August 31, 2014

African Dream Root: Silene Capensis Plus Synaptolepis Kirkii

Today I am beginning a three month process. After which, I expect to be waking up with vivid recall of my previous night's dreams forevermore. Silene capensis, if taken daily for three months, will have permanent effects on dreams, dream content, and dream recall.

African dream root (silene capensis) is used by the Xhosa people to induce vivid "prophetic" dreams. The only information I have been able to find about it comes mostly from forum posts and blog posts. If not a stimulant, then it is at least stimulant like. Some people report difficulty sleeping if they take it before bed, some report better sleep. Thus, I will be taking my dosing in the morning, with an optional smaller dose before bed. This post mentions a sedative like effect at low doses, and a stimulant like effect at higher doses. This could explain some of the varying reports. It's effects on dreams don't typically appear for at least a few days. After a week or two of daily use, the effects become very powerful. After three months, the effects become permanent, only to be temporally displaced by taking certain drugs.

Traditionally, silene capensis is mixed with water and then stirred with a stick until foam gathers on top. The foam is what is consumed. I will not be taking it like this, as it uses larger quantities and is harder to calculate relative dose. I will however, use this to test the quality of my purchase. If it foams well, I presume that means it is high quality.

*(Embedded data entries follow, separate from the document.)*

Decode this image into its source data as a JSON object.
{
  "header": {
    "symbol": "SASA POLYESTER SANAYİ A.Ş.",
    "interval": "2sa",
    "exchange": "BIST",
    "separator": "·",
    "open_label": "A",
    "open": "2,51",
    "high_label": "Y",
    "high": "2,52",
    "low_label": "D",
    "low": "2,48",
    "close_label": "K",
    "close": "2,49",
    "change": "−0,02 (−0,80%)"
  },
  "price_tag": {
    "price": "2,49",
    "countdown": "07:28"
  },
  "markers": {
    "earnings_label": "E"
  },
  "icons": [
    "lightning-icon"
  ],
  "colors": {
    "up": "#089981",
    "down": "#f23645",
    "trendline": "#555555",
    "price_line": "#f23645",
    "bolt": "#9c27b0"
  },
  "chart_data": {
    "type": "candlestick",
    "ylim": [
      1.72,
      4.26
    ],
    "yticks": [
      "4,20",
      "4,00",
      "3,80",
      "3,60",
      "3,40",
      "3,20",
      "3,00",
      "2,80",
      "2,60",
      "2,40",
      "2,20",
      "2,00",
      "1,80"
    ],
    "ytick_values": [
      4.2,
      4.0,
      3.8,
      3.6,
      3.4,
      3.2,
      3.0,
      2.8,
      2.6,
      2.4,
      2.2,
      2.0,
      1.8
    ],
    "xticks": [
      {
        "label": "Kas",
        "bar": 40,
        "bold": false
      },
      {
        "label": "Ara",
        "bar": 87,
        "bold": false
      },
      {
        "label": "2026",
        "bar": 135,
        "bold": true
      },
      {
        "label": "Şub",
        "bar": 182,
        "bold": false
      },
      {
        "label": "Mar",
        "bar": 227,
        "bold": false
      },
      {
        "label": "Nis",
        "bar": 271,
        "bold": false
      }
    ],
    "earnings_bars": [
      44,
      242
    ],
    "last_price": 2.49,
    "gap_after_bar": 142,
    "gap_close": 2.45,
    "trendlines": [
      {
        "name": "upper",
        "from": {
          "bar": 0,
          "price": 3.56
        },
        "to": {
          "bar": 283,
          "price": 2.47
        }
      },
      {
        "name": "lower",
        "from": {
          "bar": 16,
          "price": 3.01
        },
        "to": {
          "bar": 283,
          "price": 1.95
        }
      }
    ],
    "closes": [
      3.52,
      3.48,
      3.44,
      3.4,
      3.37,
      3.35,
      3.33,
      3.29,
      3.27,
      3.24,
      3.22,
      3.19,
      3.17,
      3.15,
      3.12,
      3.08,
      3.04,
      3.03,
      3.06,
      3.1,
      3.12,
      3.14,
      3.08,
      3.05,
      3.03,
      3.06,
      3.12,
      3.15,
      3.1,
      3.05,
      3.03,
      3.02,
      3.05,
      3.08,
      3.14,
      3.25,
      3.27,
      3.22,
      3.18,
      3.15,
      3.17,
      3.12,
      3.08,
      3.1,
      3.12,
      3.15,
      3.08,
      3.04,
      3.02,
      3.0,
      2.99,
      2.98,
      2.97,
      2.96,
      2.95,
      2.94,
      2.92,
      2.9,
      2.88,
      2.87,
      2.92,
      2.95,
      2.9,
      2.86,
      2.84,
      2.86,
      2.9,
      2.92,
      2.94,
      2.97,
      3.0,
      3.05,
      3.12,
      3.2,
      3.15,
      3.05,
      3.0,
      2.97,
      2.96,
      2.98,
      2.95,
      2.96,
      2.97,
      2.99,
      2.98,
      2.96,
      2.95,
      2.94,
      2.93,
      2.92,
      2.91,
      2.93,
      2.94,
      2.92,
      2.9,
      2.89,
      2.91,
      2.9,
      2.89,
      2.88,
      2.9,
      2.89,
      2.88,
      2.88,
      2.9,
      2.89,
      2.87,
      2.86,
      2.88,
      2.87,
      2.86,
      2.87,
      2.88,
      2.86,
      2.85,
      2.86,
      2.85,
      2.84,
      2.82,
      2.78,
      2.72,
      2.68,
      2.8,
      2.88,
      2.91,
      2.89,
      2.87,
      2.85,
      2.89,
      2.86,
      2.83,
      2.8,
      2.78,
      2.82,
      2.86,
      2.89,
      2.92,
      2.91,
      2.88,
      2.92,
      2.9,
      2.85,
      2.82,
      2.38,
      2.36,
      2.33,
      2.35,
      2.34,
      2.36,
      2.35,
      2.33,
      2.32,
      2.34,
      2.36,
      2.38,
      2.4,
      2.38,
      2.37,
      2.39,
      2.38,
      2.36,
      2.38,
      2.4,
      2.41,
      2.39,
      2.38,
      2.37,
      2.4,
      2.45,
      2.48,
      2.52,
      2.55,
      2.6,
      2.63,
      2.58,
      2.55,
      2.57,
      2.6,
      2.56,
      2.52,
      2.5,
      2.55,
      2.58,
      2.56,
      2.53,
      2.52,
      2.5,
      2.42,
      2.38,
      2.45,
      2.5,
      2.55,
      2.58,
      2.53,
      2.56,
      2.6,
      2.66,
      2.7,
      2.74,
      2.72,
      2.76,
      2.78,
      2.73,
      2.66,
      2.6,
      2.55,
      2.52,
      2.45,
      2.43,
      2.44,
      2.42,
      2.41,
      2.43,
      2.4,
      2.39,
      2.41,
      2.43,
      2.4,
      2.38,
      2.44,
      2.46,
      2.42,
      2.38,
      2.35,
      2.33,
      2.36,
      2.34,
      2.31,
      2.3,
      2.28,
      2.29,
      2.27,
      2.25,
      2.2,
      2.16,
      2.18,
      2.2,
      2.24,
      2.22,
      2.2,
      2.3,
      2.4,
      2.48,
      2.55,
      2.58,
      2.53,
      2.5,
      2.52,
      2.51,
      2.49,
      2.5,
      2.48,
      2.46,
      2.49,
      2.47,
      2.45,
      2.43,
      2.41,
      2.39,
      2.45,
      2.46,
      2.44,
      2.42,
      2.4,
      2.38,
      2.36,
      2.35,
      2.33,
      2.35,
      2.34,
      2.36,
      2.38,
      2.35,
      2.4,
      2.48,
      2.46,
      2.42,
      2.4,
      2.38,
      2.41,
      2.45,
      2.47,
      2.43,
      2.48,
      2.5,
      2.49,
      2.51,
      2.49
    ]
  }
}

Synaptolepis kirkii appears to be subjectively similar to silene capensis. However, I've seen several reports saying that they prefer the effects that synaptolepis kirkii has on their dream content and feel. There is not as much information on synaptolepis kirkii as there is on silene capensis. I'm sorry I can't be more informative on synaptolepis kirkii at this date.

I will be taking synaptolepis kirkii and silene capensis in equal quantities. They both arrived in powdered form. I might, make tea, capsules, or just chew and swallow. Silene capensis tastes sweet, a bit similar to liquorice.